Der Leser möge uns hier eine kleine Zwischenbemerkung erlauben: Warum sollte der Baum nicht obligatorischer Bestandteil eines Stadtleitbildes sein? So wie zum Beispiel für jede Neubauwohnung ein Parkplatz vorgeschrieben wird, könnte man pro Parkplatz einen Baum (irgendwo) verlangen, gleichsam als Gegengewicht zur Reduzierung unserer natürlichen Landschaft. Allein durch «di alt Fabrik» gäbe dies ein stattliches Wäldchen von 150 sauerstoff-, humus- und wasserbildenden Bäumen.
Noch ein kurzer Hinweis auf die Planungs- und Bauzeit: Die Gessner AG mag sich wohl schon lange mit der neuen Verwendung des Areals befasst haben. Im Dezember 1976 gelangte sie dann an die Architekten mit dem Auftrag, erste Studien zu skizzieren. 1977 war das Jahr der generellen Abklärungen. 1978 folgten die Bewilligungsgesuche, der Kostenvoranschlag sowie die Kontakte mit den interessierten Mietern. Der Spatenstich für die Tiefgarage geschah Mitte November 1978, und ein Vierteljahr später konnte mit den Umbauarbeiten begonnen werden.
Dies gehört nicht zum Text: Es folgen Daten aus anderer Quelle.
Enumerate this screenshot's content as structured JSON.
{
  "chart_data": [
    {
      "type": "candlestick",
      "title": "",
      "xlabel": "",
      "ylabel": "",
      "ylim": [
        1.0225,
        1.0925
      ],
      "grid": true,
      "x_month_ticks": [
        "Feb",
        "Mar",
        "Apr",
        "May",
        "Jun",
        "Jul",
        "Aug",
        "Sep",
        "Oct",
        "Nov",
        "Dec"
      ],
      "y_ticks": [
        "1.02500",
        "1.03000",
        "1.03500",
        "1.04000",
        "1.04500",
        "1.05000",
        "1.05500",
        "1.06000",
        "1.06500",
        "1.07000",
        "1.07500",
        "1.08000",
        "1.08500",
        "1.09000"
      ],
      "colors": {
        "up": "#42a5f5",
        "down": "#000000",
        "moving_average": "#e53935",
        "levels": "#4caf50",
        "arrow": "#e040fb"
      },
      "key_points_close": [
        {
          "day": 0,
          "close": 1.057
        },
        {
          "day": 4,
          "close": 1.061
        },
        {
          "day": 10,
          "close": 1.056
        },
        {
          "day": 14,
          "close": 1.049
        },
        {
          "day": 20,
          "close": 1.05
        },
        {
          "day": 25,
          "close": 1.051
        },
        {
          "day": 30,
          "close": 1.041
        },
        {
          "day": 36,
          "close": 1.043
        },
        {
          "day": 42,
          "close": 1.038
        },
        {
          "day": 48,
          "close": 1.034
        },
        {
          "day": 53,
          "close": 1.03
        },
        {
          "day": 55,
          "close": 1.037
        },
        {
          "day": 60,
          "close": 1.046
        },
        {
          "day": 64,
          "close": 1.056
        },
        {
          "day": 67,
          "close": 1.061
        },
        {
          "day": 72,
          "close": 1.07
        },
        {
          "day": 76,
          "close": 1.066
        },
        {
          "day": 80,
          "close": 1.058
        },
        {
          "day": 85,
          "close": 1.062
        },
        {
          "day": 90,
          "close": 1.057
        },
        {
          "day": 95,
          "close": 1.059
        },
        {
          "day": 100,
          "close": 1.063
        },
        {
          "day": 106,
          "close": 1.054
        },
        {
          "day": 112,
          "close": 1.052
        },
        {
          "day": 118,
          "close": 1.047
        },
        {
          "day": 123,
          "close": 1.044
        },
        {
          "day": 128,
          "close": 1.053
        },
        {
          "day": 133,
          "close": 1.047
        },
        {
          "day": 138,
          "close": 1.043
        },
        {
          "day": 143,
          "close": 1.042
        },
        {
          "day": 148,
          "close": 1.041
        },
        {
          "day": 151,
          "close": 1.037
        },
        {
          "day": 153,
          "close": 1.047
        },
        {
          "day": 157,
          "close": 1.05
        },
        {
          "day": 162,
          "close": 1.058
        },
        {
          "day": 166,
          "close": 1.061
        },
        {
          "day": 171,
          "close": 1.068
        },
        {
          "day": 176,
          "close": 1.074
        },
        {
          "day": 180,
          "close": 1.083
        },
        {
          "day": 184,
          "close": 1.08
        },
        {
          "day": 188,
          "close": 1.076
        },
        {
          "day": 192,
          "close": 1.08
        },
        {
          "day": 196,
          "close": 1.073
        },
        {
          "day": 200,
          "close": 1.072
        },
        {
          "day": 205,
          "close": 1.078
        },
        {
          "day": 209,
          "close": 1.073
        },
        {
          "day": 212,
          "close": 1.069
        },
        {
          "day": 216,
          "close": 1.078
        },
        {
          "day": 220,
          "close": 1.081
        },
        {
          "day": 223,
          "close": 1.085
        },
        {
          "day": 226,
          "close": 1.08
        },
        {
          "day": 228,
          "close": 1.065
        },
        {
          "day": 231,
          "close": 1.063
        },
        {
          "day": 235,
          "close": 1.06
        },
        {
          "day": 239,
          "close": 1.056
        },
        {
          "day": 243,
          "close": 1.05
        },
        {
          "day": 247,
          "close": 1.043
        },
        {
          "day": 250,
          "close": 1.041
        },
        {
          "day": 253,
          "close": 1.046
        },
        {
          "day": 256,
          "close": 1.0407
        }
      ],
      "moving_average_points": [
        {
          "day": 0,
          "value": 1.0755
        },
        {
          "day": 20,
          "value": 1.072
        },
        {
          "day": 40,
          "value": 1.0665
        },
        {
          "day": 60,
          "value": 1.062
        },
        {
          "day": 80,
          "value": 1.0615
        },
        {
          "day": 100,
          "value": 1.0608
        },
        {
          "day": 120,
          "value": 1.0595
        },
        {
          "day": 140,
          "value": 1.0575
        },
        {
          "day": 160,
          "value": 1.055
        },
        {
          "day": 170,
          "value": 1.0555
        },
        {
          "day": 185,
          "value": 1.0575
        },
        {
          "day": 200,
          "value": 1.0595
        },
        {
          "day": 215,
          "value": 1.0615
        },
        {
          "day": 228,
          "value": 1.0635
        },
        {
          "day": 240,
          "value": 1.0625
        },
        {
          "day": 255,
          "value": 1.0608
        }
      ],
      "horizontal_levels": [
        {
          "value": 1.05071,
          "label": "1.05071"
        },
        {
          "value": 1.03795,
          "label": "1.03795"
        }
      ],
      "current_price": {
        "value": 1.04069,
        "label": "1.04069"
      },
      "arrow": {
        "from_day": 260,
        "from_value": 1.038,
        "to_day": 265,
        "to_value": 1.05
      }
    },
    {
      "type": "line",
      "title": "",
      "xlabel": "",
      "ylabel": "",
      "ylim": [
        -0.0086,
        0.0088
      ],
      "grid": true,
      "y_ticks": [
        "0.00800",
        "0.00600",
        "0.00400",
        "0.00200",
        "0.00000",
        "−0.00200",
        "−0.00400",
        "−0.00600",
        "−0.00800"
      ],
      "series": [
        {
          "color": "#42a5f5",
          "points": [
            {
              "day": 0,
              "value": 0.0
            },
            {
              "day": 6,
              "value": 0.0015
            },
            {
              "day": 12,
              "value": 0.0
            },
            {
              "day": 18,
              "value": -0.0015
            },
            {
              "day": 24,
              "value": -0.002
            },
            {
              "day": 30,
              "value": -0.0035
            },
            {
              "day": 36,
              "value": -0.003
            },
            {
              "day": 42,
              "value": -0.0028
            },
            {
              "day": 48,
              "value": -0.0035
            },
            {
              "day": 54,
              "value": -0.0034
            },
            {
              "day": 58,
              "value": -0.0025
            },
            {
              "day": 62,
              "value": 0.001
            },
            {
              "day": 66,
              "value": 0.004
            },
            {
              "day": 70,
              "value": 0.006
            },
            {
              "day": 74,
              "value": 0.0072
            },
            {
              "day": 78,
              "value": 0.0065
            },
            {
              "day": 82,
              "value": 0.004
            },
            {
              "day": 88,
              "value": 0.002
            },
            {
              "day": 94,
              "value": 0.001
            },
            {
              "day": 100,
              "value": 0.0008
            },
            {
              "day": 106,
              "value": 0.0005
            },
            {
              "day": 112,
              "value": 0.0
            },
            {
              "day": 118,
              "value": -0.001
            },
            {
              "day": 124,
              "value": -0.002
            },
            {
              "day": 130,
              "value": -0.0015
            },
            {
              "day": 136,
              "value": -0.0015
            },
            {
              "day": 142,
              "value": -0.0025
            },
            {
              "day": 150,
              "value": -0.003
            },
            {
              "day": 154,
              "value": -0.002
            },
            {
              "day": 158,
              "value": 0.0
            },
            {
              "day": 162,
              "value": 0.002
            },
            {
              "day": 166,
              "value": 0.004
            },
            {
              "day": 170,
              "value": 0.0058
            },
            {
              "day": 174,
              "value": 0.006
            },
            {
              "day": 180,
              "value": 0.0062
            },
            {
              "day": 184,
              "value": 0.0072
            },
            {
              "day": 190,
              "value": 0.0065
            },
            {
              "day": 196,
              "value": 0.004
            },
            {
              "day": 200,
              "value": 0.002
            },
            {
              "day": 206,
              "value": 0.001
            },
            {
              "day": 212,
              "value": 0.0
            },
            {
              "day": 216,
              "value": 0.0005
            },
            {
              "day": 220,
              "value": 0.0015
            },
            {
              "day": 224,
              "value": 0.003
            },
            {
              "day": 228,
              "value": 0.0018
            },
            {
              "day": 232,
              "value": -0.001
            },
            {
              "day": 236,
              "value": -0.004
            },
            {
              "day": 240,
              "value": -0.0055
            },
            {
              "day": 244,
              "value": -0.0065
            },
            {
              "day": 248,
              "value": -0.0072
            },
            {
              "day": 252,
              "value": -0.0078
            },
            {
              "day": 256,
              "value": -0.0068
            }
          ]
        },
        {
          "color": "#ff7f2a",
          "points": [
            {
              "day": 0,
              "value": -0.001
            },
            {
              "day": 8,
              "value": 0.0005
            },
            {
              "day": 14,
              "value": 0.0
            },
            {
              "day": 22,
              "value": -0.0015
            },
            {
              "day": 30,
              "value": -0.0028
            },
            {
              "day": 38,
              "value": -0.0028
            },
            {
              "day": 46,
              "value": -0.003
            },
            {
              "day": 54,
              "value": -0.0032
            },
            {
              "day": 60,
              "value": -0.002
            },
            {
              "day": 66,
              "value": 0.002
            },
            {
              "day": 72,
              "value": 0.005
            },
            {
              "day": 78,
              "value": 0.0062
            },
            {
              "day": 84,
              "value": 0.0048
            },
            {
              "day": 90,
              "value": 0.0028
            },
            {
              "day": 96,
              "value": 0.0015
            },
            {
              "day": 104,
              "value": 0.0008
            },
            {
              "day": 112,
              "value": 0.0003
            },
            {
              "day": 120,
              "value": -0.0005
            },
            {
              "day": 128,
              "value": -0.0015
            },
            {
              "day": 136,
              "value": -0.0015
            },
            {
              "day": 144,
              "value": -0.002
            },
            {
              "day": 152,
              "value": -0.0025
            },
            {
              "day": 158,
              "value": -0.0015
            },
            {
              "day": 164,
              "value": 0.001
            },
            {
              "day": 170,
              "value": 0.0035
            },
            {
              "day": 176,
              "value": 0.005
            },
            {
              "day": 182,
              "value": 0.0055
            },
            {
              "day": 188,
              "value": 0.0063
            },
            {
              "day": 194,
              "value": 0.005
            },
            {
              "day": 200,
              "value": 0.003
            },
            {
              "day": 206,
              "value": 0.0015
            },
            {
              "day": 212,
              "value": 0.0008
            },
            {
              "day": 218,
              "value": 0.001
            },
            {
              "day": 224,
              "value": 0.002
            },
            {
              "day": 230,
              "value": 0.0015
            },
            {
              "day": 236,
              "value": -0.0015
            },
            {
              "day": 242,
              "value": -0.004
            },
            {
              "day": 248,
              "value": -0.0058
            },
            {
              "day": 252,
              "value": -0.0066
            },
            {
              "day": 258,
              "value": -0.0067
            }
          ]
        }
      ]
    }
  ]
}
Bis zur Eröffnung am 30. August 1979 stand somit eine 9½monatige Bauzeit zur Verfügung.
Es versteht sich von selbst, dass für ein solches Bauvorhaben zahlreiche Vorschriften und Gesetze zur Anwendung kommen. Viele Behördenmitglieder und Amtspersonen haben das Ihre zum Gelingen beigetragen. Für technische und gestalterische Probleme haben mitgewirkt:
Büro Flückiger + Hartmann, Bauingenieure; Büro Müller + Faisst, Elektroingenieure; Firma Berchtold + Co. AG, Heizungsanlagen; Büro A. Schwyzer, Lüftungsingenieur; Firma J. Bitzer, Sanitäranlagen; Büro Ch. Bartenbach + P. Balla, Beleuchtungen; Büro G. Fischer, Gartenarchitekt. Bauunternehmer und unzählige Handwerker sorgten dafür, dass durch Hände-Werk die Kopfarbeit Gestalt angenommen hat.
Mit der immer gut gelaunten Bauherrschaft war die Zusammenarbeit eine Freude. Die schwierigsten Probleme sind immer in einer optimistischen Stimmung gelöst worden. Wir haben den Schwung und die überaus freundliche Atmosphäre in der Gessni bewundert und geschätzt.